色の不思議あれこれ180 2020-07-22
ロンドン・ナショナル・ギャラリー展を見た
JR上野駅ホームに降り立ち、いつものように階段を登ってから左に進むはずが、あれま、公園口の改札がなくなっていた。というか、いつもの改札は仮設壁ですっかり遮られてしまっていた。矢印の表示に従って進むと、“奥”の方に新しい改札口ができていて、そこから文化会館と西洋美術館との間の広い通路がそのまま向こうの動物園まで見通せた。へえーっ。
まだ工事は完全には終わっていない様子で、改札前の道路が一旦遮断されていた。このまま道路がなくなるのもいいかも。
そんなことより、国立西洋美術館にロンドンのナショナル・ギャラリーから絵がたくさんやって来ていて、このまえ、やっとそれが開いたのだ。
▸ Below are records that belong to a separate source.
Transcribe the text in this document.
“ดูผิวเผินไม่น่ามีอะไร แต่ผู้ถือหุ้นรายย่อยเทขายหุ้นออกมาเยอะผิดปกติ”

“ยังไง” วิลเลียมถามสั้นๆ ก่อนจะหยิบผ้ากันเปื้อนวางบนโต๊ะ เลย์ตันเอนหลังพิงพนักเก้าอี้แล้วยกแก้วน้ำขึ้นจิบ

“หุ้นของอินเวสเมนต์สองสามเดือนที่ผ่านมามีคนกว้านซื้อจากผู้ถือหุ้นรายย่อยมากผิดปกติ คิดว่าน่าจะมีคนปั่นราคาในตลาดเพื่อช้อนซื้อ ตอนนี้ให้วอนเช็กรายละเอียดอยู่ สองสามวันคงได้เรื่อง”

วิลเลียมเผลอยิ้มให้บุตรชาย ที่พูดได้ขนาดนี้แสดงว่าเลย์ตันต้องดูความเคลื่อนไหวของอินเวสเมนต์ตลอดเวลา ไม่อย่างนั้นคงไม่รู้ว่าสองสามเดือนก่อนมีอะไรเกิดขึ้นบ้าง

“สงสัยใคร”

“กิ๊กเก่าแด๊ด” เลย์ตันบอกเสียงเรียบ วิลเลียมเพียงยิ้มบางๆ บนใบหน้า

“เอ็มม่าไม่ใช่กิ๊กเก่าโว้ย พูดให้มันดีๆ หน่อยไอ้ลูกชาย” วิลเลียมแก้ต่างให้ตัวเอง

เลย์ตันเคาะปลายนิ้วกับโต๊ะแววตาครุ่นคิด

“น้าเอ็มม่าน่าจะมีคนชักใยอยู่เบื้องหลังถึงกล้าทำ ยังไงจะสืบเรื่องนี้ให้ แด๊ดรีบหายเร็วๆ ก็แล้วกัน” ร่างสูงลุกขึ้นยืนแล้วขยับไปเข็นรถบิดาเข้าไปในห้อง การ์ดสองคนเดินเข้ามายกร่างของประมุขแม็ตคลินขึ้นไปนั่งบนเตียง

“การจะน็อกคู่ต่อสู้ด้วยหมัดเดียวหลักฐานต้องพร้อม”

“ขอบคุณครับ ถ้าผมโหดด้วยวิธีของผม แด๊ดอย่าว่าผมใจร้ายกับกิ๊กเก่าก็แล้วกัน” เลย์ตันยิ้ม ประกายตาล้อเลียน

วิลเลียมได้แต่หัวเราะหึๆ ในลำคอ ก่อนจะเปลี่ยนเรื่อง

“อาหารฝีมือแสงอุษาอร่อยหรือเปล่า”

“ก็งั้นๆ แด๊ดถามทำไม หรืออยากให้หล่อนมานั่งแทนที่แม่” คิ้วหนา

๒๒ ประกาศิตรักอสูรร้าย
とはいえ、これまでのように、好きな時に出かけて行ってチケットを買い、空いていればラッキー、混んでいてもそれなりに臨機応変、見たいように見る、というわけにはいかない。予約、というヤツが必要になって、えへん、私は予約済みなのである。
予約は家人がやってくれた。「オン・ライン」とかは、考えるだけで私には無理。無理だが、これからは、展覧会もあらかじめ予約して見ることが当たり前になるのだろうなあ、なんだかなあ、と思う。とは言え、新型コロナに私共のような老夫婦が罹患すればイチコロナのだから、主催者の配慮には感謝しなければならない。ありがと。
そんなこんなで、予約時間に間に合った。マスク、検温、消毒、ソーシャル・ディスタンス、などクリアして入場。そしたら、いきなり、ちらり、と向こうにクリベルリが見えて、びっくり仰天。クリベルリですぞ!
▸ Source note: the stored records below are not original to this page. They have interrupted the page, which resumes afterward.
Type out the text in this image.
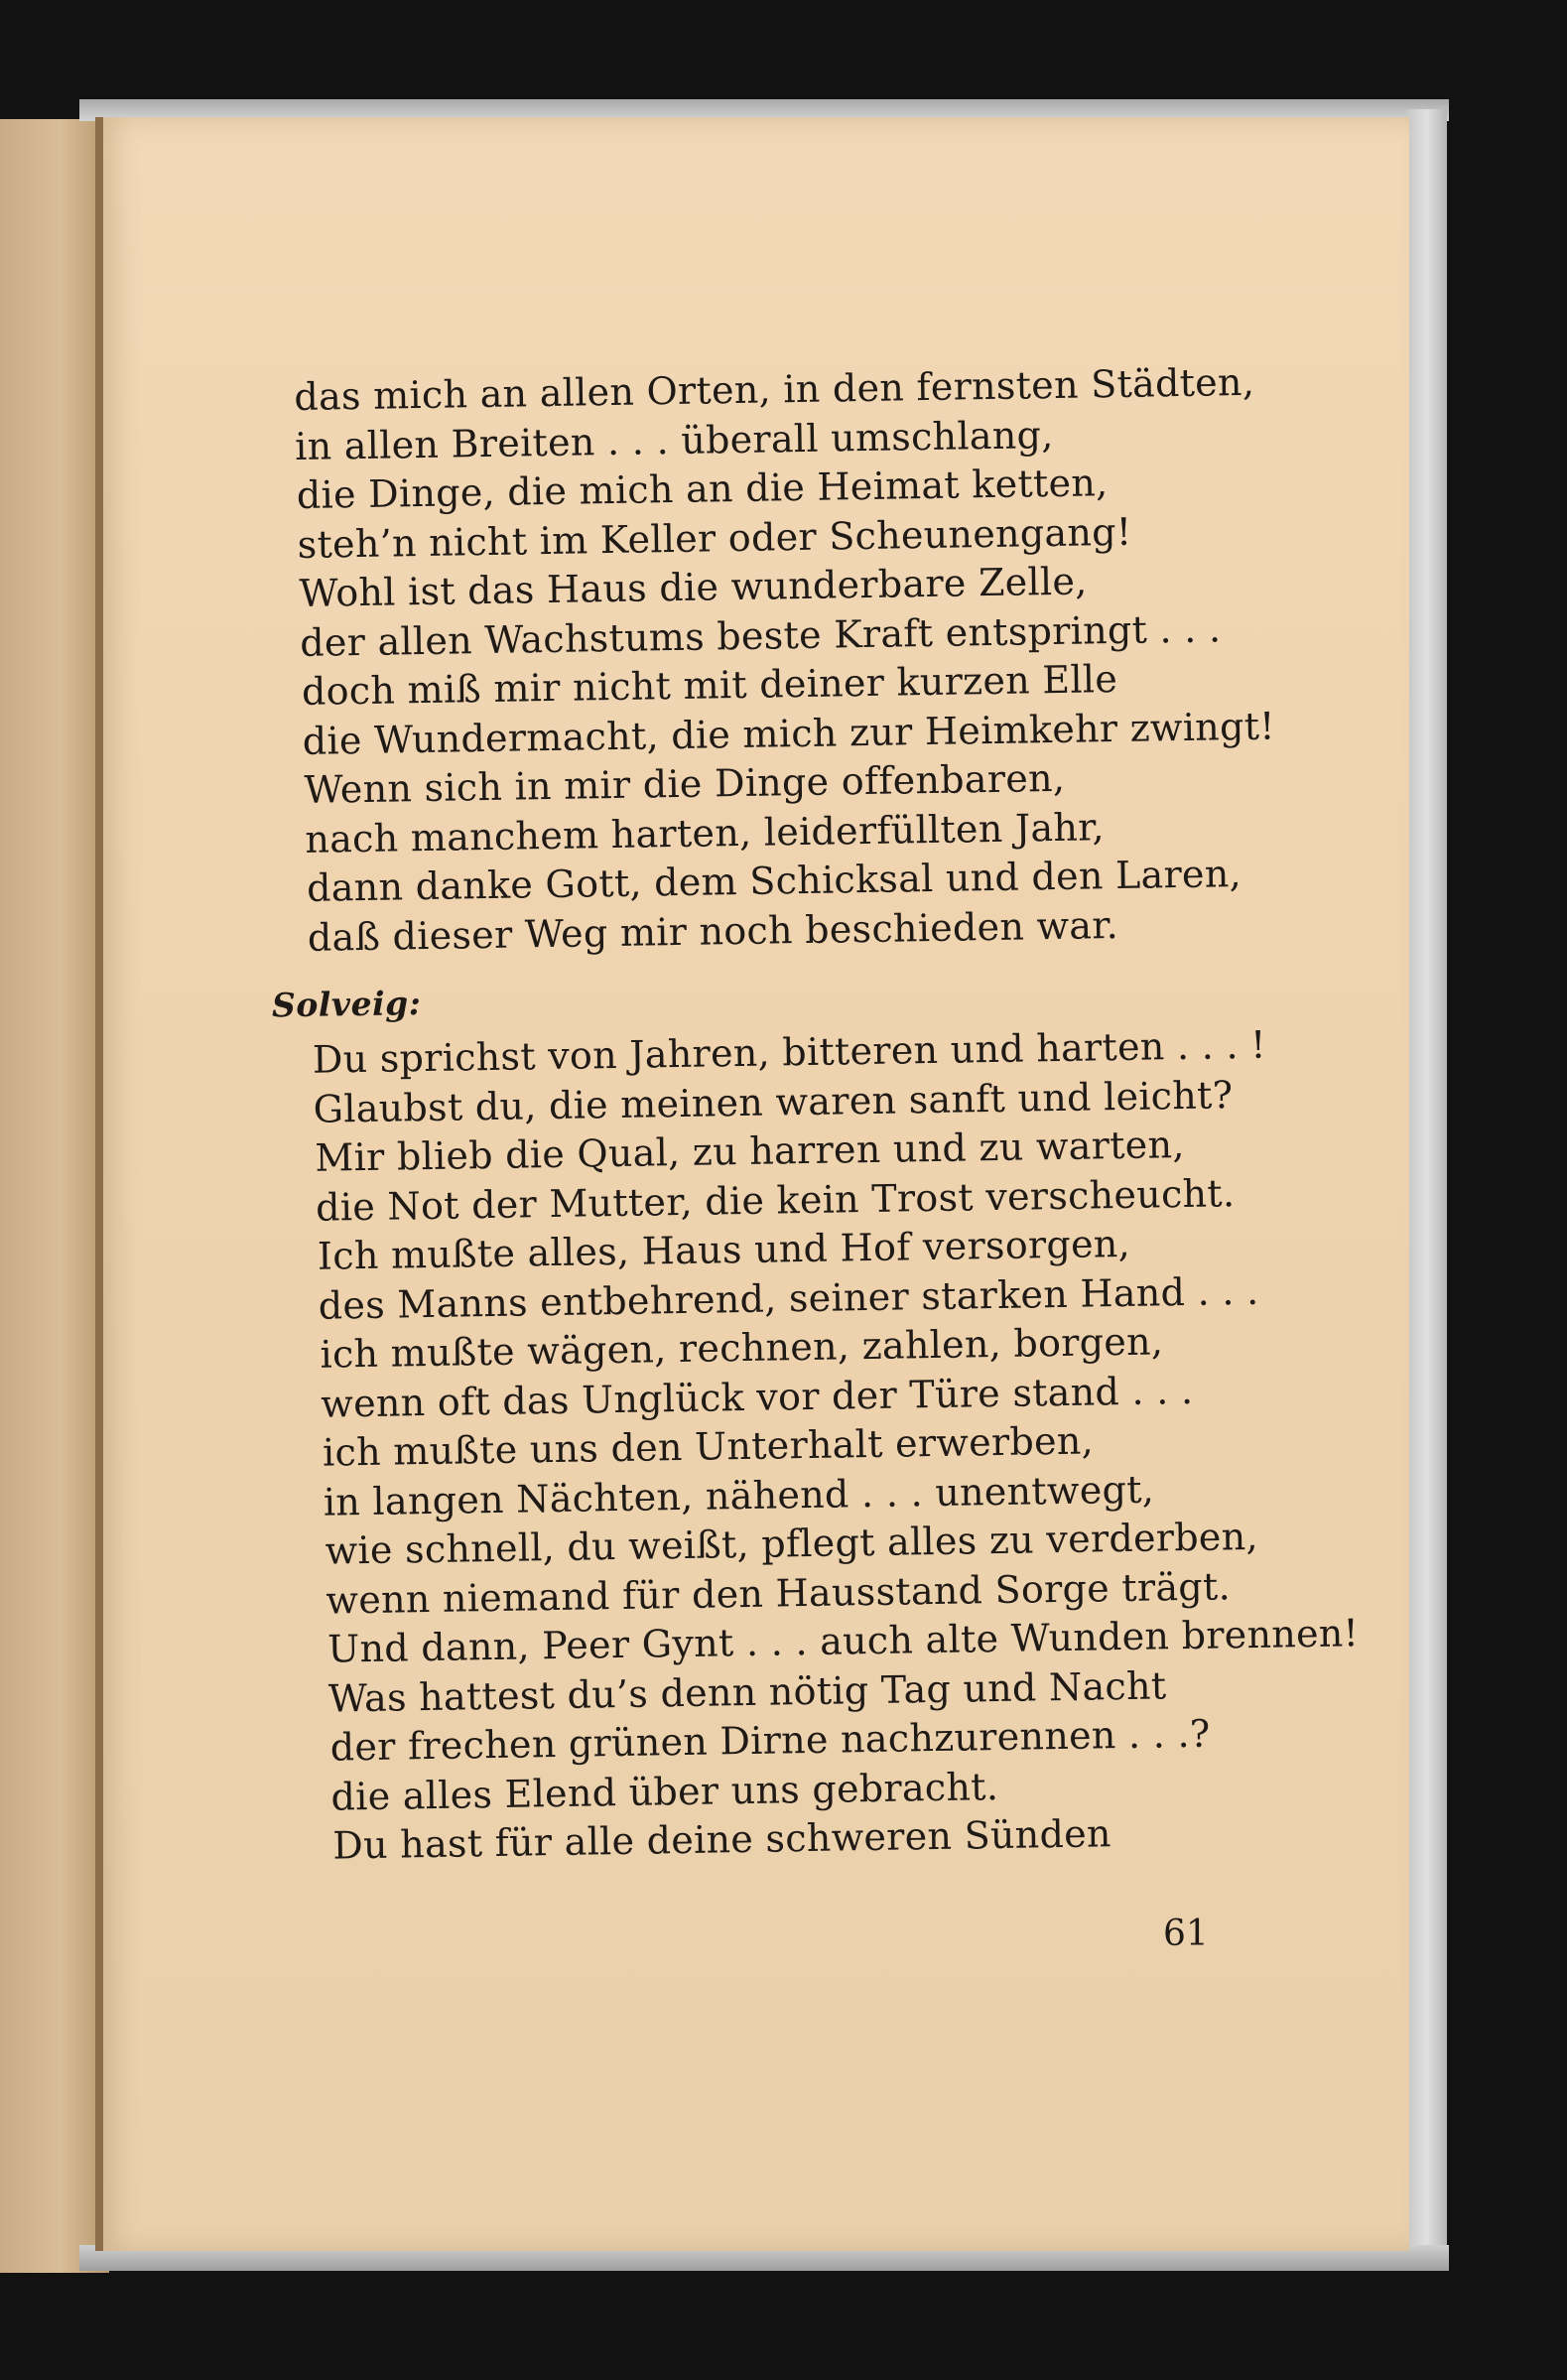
das mich an allen Orten, in den fernsten Städten,
in allen Breiten . . . überall umschlang,
die Dinge, die mich an die Heimat ketten,
steh’n nicht im Keller oder Scheunengang!
Wohl ist das Haus die wunderbare Zelle,
der allen Wachstums beste Kraft entspringt . . .
doch miß mir nicht mit deiner kurzen Elle
die Wundermacht, die mich zur Heimkehr zwingt!
Wenn sich in mir die Dinge offenbaren,
nach manchem harten, leiderfüllten Jahr,
dann danke Gott, dem Schicksal und den Laren,
daß dieser Weg mir noch beschieden war.
Solveig:
Du sprichst von Jahren, bitteren und harten . . . !
Glaubst du, die meinen waren sanft und leicht?
Mir blieb die Qual, zu harren und zu warten,
die Not der Mutter, die kein Trost verscheucht.
Ich mußte alles, Haus und Hof versorgen,
des Manns entbehrend, seiner starken Hand . . .
ich mußte wägen, rechnen, zahlen, borgen,
wenn oft das Unglück vor der Türe stand . . .
ich mußte uns den Unterhalt erwerben,
in langen Nächten, nähend . . . unentwegt,
wie schnell, du weißt, pflegt alles zu verderben,
wenn niemand für den Hausstand Sorge trägt.
Und dann, Peer Gynt . . . auch alte Wunden brennen!
Was hattest du’s denn nötig Tag und Nacht
der frechen grünen Dirne nachzurennen . . .?
die alles Elend über uns gebracht.
Du hast für alle deine schweren Sünden
61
「あれ」がホントに来ているのか? 来ている! ずいぶん高い位置に掲げられて。
しかし、駆け寄ったりはせず、はやる気持ちをむりやり抑えて、おもむろにウッチェルロから見物を始めた。小品とは言え、ウッチェルロですぞ!
すでにお分かりのように、あとはもう、次々に現れ出てくる名品の数々。ついつい没入させられる。
比較的あっさりとタンノウということをしていたはずなのに、一巡しただけで二時間経っていた。もう一度、クリベルリのところまで戻ろうか、と思ったが、やめた。老夫婦はもうヘトヘトだったのである。
一休みしながらリストを見ると、来ていたのは全部で61点,7つのセクションに整理されての展示だった。なるほど。
1,イタリア・ルネサンス絵画の収集
2,オランダ絵画の黄金時代
3,ヴァン・ダイクとイギリス肖像画
4,グランド・ツアー
5,スペイン絵画の発見
6,風景画とピクチャレスク
7,イギリスにおけるフランス近代美術受容
どれもすごいぞ。誰もがタンノウということを間違いなくできる(はずだ)。
でも、やはり、ロンドン・ナショナル・ギャラリーのごくごく一部が紹介されているにとどまっているのは否めない。これは致し方なかろう。一体いつになったら外国の美術館とかに行けるのだろうか、というご時世なのである。こうしてロンドンからの名品の数々にまみえることができたのは、幸運というべきかもしれない。
呆れるような作品が並んでいる。ため息が出る。
ごめんなさい! といつものパターンなのであった。
みなさんもぜひ。
(2020年7月21日、東京にて)
入場券は日時指定制
●会期:2020年6月18日(木)〜10月18日(日)
●会場:国立西洋美術館(東京・上野公園)
●時間:午前9時30分~午後5時30分
(金曜日、土曜日は午後9時まで)
※入館は閉館の30分前まで
主催:国立西洋美術館、ロンドン・ナショナル・ギャラリー、読売新聞社、日本テレビ放送網
●公式HPhttps://artexhibition.jp/london2020/
画像:上「カルロ・クリヴェッリ」
《聖エミディウスを伴う受胎告知》
1486年 卵テンペラ・油彩・カンヴァス 207×146.7cm
©The National Gallery, London. Presented by Lord Taunton, 1864
下:フィンセント・ファン・ゴッホ
《ひまわり》
1888年 油彩・カンヴァス 92.1×73cm
©The National Gallery, London. Bought, Courtauld Fund, 1924
立体作家、元京都芸術大学教授の藤村克裕先生のアートについてのコラムです。
藤村克裕 プロフィール
1977年 東京藝術大学美術学部絵画科油画専攻卒業。
1979年 東京藝術大学大学院美術研究科油画専攻修了。
内外の賞を数々受賞。
元京都芸術大学教授。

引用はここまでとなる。